# Reading > Who Said That? >  "if a man does not keep pace with his companions, perhaps it is because he hears a di

## NikolaiI

What does the following quote mean to you?

"if a man does not keep pace with his companions, perhaps it is because he hears a different drummer."
H. Thoreau

I'm asking for a friend, and I'd be very grateful for analysis and interpretation. It might be helpful to look at the context. Just googling it, I found it sometimes grouped with the sentence before and sometimes with the one after. Thank you.

----------


## Logos

On this site it is contained in Chapter 18, the Conclusion:
http://www.online-literature.com/thoreau/walden/18/

_"Why should we be in such desperate haste to succeed and in such desperate enterprises? If a man does not keep pace with his companions, perhaps it is because he hears a different drummer. Let him step to the music which he hears, however measured or far away. It is not important that he should mature as soon as an apple tree or an oak. Shall he turn his spring into summer?...."_

I haven't read Walden in years, but to me it's a summing up of his philosophy, to embrace your different-ness, be daring, take a chance, take the road less travelled and all that  :Smile:  I think he's also suggesting that some people don't realise that they think differently or don't follow the crowd, but his message is positive and hopeful.

----------


## bazarov

It's very positive quote, in my opinion. 
If someone is acting and thinking different then his friends and his closer society, it doesn't mean that he isn't normal; he is just seeing some things on other way. Maybe he is smarter or wiser then the rest of them, but they don't realize that. Although, he probably knows that and he doesn't care too much about that. Be yourself, and never change your path, no matter of consequences. 

"The individual has always had to struggle to keep from being overwhelmed by the tribe. If you try it, you will be lonely often, and sometimes frightened. But no price is too high to pay for the privilege of owning yourself. "
Friedrich Nietzsche

----------


## Midnight Runner

It's the ultimate embrace of the Emersonian individualism which Thoreau championed throughout Walden. Be true to yourself. If you are different, that is good. Everyone is unique.

----------


## Sindhu

> On this site it is contained in Chapter 18, the Conclusion:
> http://www.online-literature.com/thoreau/walden/18/
> 
> 
> I haven't read Walden in years, but to me it's a summing up of his philosophy, to embrace your different-ness, be daring, take a chance, take the road less travelled and all that  I think he's also suggesting that some people don't realise that they think differently or don't follow the crowd, but his message is positive and hopeful.

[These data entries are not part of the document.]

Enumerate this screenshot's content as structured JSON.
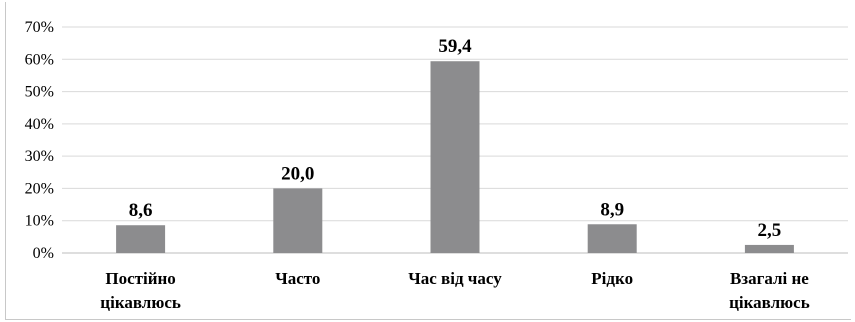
{
  "chart_data": {
    "type": "bar",
    "categories": [
      [
        "Постійно",
        "цікавлюсь"
      ],
      [
        "Часто"
      ],
      [
        "Час від часу"
      ],
      [
        "Рідко"
      ],
      [
        "Взагалі не",
        "цікавлюсь"
      ]
    ],
    "values": [
      8.6,
      20.0,
      59.4,
      8.9,
      2.5
    ],
    "data_labels": [
      "8,6",
      "20,0",
      "59,4",
      "8,9",
      "2,5"
    ],
    "yticks": [
      "0%",
      "10%",
      "20%",
      "30%",
      "40%",
      "50%",
      "60%",
      "70%"
    ],
    "ylim": [
      0,
      70
    ],
    "bar_color": "#8c8c8e",
    "grid": true,
    "legend": "none"
  }
}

I agree totally that it is a positive and hopeful message. 
I would just like to point out that the several ways in which the essence of this quotation has entered into popular consciousness is an indication of its validity and significance. To give just one example, the pop song line "Different Strokes for Different folks"; which has also entered the theme song lyrics of about three TV shows, expresses the same idea in everyday language,and it would be difficult to find someone who does not know at least one version of this. :Biggrin:  . The proverb, (which, I suppose existed before Walden was composed) "You can't fit a square peg into a round hole" too says the same thing in its homely way.
It is also worth adding that Thoreau is not just giving advice to the individual about his/her uniqueness, and daring to be different; he is also warning society to desist from insisting on conformity, because "those who march to a different drummer" (from popular poetry phrases again!  :Wink:  ) may end up making the most valuable contributions to humanity as a whole.

----------


## Logos

> .... this quotation has entered into popular consciousness....


Robert Frost's *The Road Not Taken* comes to mind too. 

And in popular psychology, M. Scott Peck's _The Road Less Traveled_, then _Further Along the Road Less Traveled_ challenges(ed) conventional psychological approaches to the difficulties we all face in life. Yes I remember the tv sitcom "Different Strokes"  :Tongue:

----------


## NikolaiI

I haven't read _Further Along the Road Less Traveled_, but I am a fan of the first one. It was pretty enlighteneing what he said about love being an action and ego boundaries. Great book, and another favourite psychology book of mine is _The Farther Reaches of Human Nature_ by A. Maslow. And after reading M. Scott Peck's book, I had to read a couple others on psychotherapy, which were definitely interesting.

----------